THE HOUSE OF ORANGE HONOURS QUEEN HENRIETTA, THE BANKS COPY
Beschrivinge vande Blyde Inkoomste, Rechten van Zeege-bogen en ander toestel op de Wel-koomste van Haare Majesteyt van Groot-Britanien, Vrankryk, en Jerland.
Amsterdam, Nicolaes van Ravesteyn for Pieter Nolpe, 1642.
FIRST EDITION. Large folio, pp. (viii), 36 (11 engraved plates). Roman letter, verse in Italic. Large woodcut printer’s device of two lions flanking the arms of Amsterdam on title, six superb double page allegorical plates, five full page engraved plates of triumphal arches, and one very large folding engraved view of Amsterdam, all engraved by Pieter Nolpe after Peter Potter and others, autograph “S.S. Banks 1813” at head of dedication. Small tear in one leaf expertly restored, no loss and not affecting plate, one blank outer corner restored, some light damp staining towards head of last ten leaves (some leaf loosening). A superb, large copy, with excellent dark impressions of the plates, in contemporary polished vellum over boards.
Magnificent fête book attributed to Samuel Coster, commemorating the 1642 entry into Amsterdam of Henrietta Maria, superbly illustrated with a series of allegorical engravings celebrating her visit, and a wonderful large engraved view of Amsterdam (quite commonly missing). Henrietta Maria (1609 – 1669), Queen Consort of Charles I, arrived in Holland after a stormy crossing in March 1642. Ostensibly her journey was to offer Princess Mary’s hand, her daughter, to her future husband William II Prince of Orange, but she also used the occasion to try to obtain military and financial assistance for the King.

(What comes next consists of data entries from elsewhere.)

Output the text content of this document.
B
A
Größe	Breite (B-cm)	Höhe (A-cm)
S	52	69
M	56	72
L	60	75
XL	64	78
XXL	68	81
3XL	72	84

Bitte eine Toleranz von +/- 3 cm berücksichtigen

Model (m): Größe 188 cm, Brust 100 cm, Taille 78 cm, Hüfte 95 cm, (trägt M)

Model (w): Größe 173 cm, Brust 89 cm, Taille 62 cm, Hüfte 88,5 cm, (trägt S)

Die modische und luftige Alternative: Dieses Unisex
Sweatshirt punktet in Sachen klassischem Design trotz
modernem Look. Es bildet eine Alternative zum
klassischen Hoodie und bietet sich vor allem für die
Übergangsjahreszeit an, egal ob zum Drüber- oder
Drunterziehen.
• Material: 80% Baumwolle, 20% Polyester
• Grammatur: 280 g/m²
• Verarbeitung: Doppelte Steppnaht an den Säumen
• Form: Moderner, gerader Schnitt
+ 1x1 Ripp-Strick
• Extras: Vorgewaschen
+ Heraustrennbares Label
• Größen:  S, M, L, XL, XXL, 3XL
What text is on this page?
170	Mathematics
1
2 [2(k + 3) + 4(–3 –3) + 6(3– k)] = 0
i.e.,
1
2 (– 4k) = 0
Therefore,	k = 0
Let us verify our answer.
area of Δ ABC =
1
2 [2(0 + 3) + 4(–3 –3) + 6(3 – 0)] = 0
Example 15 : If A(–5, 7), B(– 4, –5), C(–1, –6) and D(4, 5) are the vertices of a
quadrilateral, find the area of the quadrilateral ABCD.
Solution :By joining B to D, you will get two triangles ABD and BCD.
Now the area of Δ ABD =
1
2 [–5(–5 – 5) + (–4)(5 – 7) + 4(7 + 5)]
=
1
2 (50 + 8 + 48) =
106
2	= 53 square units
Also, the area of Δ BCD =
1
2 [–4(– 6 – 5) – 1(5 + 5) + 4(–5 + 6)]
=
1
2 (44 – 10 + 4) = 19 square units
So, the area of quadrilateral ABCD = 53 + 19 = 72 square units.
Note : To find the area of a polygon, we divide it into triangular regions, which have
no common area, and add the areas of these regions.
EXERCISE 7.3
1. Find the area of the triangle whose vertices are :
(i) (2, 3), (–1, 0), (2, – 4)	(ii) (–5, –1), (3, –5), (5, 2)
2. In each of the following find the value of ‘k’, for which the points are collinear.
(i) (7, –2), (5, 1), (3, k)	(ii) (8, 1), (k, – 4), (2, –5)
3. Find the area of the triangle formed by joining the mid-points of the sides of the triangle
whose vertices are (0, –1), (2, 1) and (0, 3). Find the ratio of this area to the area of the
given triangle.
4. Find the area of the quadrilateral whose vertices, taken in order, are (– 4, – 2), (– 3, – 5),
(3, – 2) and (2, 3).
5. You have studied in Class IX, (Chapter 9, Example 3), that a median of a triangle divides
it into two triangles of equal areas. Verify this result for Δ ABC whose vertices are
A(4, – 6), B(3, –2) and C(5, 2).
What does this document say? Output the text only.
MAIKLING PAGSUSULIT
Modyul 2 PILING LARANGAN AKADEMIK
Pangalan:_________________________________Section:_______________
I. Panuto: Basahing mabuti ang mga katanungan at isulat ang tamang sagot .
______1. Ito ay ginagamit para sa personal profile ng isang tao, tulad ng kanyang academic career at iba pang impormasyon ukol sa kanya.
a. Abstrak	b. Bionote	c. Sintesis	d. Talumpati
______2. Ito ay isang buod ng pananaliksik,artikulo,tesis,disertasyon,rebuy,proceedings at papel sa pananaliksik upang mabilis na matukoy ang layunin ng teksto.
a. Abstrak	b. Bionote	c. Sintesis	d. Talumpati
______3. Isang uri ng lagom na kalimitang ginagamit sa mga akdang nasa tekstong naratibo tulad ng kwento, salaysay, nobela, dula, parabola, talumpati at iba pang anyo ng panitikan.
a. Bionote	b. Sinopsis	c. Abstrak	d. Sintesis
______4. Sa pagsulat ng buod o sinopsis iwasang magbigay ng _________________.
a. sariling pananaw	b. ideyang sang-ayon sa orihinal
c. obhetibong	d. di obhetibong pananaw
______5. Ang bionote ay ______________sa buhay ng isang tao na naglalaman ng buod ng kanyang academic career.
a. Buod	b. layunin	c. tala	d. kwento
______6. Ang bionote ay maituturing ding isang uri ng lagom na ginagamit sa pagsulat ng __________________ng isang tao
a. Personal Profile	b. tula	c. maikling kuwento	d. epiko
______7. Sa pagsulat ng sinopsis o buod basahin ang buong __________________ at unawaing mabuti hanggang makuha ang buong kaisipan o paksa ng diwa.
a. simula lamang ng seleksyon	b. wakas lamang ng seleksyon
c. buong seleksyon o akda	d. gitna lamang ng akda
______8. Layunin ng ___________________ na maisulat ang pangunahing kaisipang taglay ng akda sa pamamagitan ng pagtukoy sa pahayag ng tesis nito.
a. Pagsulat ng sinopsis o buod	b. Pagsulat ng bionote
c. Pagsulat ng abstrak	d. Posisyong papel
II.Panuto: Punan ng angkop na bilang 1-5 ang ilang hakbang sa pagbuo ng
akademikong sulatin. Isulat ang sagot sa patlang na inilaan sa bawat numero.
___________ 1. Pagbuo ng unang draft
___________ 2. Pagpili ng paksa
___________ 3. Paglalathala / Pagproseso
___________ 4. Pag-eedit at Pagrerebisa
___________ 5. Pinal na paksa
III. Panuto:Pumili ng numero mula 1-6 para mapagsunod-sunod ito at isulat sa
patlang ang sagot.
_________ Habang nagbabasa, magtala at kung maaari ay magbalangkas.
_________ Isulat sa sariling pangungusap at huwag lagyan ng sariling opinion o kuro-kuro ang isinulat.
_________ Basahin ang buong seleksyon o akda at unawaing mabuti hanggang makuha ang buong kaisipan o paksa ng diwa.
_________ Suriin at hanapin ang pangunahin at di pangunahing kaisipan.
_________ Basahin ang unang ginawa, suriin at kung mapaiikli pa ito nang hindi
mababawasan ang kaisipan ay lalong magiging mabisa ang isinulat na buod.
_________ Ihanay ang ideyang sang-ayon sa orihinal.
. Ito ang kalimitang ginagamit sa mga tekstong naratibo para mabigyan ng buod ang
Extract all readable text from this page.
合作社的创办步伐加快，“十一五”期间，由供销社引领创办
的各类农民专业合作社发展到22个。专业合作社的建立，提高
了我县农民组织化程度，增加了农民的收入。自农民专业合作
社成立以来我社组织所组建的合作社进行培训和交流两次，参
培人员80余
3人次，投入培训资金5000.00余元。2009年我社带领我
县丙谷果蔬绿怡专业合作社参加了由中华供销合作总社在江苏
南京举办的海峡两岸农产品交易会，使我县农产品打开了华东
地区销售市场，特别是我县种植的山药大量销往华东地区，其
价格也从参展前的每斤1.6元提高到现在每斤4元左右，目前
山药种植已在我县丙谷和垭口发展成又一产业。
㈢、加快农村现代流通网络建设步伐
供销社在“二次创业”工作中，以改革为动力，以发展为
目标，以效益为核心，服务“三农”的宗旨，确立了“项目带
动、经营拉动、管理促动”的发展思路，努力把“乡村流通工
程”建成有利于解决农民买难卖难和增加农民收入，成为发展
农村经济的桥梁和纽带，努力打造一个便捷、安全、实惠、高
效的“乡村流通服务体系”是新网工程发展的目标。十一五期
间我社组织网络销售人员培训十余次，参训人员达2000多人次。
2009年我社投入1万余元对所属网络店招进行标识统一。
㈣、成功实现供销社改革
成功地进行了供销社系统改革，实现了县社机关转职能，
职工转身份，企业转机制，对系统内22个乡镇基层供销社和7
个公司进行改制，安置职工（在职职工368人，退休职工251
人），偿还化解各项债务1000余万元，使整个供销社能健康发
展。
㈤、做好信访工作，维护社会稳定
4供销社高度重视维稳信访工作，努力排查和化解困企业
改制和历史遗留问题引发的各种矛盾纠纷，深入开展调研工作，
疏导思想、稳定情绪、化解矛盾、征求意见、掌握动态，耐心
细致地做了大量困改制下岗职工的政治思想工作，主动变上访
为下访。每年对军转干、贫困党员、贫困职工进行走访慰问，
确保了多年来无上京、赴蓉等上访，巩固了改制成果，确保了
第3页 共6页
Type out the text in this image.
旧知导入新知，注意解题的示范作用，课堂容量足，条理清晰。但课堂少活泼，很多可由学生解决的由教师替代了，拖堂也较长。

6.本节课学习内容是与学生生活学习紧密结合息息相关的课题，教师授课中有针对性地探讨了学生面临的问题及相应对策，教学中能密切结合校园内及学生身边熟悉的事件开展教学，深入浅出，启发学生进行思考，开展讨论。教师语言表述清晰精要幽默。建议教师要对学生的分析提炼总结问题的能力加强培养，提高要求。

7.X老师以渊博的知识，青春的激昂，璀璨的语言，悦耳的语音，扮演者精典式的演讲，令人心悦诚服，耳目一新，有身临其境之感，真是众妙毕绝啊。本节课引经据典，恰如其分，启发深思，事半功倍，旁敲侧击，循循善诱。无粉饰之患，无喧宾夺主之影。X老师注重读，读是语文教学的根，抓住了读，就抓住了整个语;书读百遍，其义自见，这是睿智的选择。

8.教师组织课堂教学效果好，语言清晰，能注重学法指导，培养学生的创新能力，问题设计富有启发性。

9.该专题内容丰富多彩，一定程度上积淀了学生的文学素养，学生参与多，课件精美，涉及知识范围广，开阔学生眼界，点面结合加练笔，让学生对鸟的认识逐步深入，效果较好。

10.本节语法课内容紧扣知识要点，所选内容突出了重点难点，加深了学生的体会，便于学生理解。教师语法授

She received a less than enthusiastic welcome, since she was both Catholic and a queen, and the Protestant republic was reluctant to help. The Prince of Orange was apprehensive about assisting her for fear of jeopardizing his own position with the States, and hoping to maintain good relations with both sides. Despite this, the City of Amsterdam agreed to receive the royal guests. For the occasion of her arrival ‘tableau vivants’ of Arion, and the Dolphin and Perseus and Andromeda were planned in the Damrak (then still a canal), but were never actually performed. These scenes or fêtes, represented in allegorical engravings by Nolpe, had strong political overtones.
“In Dutch literature, the subject of Andromeda stands for the threatened country – the Netherlands – and Perseus for the noble hero who liberates it from tyranny. … In 1642 a tableau vivant (in the waters of the Rokin) was planned for the joyous entry of Henrietta Maria in Amsterdam, with Perseus symbolizing Frederick Henry.” Jan Suijter. Again the figure of Arion rescued by the dolphin in the next plate symbolized the Netherlands saved by William of Orange. The other four scenes represented: ‘The marriage of Peleus and Thetis’ (a prefiguration of the Marriage of William II and Mary Stuart), ‘The Treaty of Adolf van Nassau,’ ‘The Marriage of Reinout II of Egmond and Eleonora Plantagenet,’ and ‘The Marriage of James II of Scotland and Maria van Egmond.’ All were subjects chosen to allude to the importance of the Orange family in the well-being of the Dutch Republic, and to stress the connection between the Stuarts and the House of Orange.
The series is very finely engraved by Nolpe after oil sketches by the celebrated artist Peter Potter, one of which survives, in the Rijksmuseum Amsterdam. The other engravings show the stages or triumphal arches designed for the fêtes. The last engraving is a very finely engraved large sea view of Amsterdam showing the salut given by the fleet in welcome of Henrietta Maria. This view is particularly rare. A large copy, with all the plates retaining their full margins, of a rare work, especially complete.
Sarah Sophia Banks was an English collector of antiquities and sister to the celebrated naturalist Joseph Banks. Her important collection of theatrical ephemera containing playbills, broadsides, notices, and press-cuttings dealing with private theatrical performances, dating from 1750 to 1808, was presented to the British Museum Library on her death in 1818.
Landwehr, Splendid ceremonies, 1971, p. 111. Ruggieri 1088; Vinet 746.